The Internet of Refrigerators is, of course, fiction. But could an Internet that is this resilient—or nearly 
so—become a reality? Mozilla and the U.S. National Science Foundation think it’s possible, and they aim to accelerate 
its creation by offering US $2 million in prize money to the teams that invent it—or at least get close.

“We’ve picked two of the most challenging situations in which people are disconnected from the Internet,” Mozilla 
program manager Mehan Jayasuriya told me. These are “connecting people in the U.S. who don’t have reliable or 
affordable Internet, and connecting people as quickly as possible after a major disaster, when the traditional 
networks go down.”

Mozilla and the NSF are addressing that first group—an estimated 34 million people—with the “Smart-Community Networks 
Challenge.” It seeks wireless technology designed to enhance Internet connectivity by building on top of existing 
infrastructure.

For the second group, there’s the “Off-the-Grid Internet Challenge.” This contest is seeking technology that can be 
quickly deployed after a disaster to allow people to communicate if and when Internet access is gone.
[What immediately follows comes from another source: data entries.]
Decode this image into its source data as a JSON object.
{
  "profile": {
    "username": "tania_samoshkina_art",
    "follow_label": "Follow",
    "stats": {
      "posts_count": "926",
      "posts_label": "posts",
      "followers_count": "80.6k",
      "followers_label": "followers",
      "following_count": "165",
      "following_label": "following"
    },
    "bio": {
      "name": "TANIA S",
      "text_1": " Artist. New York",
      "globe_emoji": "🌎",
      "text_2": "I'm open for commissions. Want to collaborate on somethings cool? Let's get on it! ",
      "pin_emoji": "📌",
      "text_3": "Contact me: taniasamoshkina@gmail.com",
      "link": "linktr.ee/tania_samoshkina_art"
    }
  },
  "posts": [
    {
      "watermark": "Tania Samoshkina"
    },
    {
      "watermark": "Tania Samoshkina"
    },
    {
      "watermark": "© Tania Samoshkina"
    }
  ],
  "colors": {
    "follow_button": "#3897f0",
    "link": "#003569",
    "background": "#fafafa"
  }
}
The teams submit initial designs and then, later, working prototypes. Prizes at the design stage range from $10,000 
to $60,000. At the working prototype stage, the stakes range from $50,000 to $400,000, with a top award given for 
each challenge category.

“A lot of projects out there address some parts of these problems,” says Jayasuriya. “With $2 million on the table, 
we are hoping this challenge encourages people to fill their technologies out.”

Were HBO’s Pied Piper an actual company, it would have a decent chance at winning some of that cash. Says Jayasuriya: 
“It’s the kind of thing we are looking for—a big idea, a crazy idea, an idea about how you piggyback on things that 
already exist. Pied Piper’s approach is like that, looking at all the phones out there and thinking that these phones 
have radios, and power, and CPUs, so why wouldn’t you take them and turn them into nodes on a network?”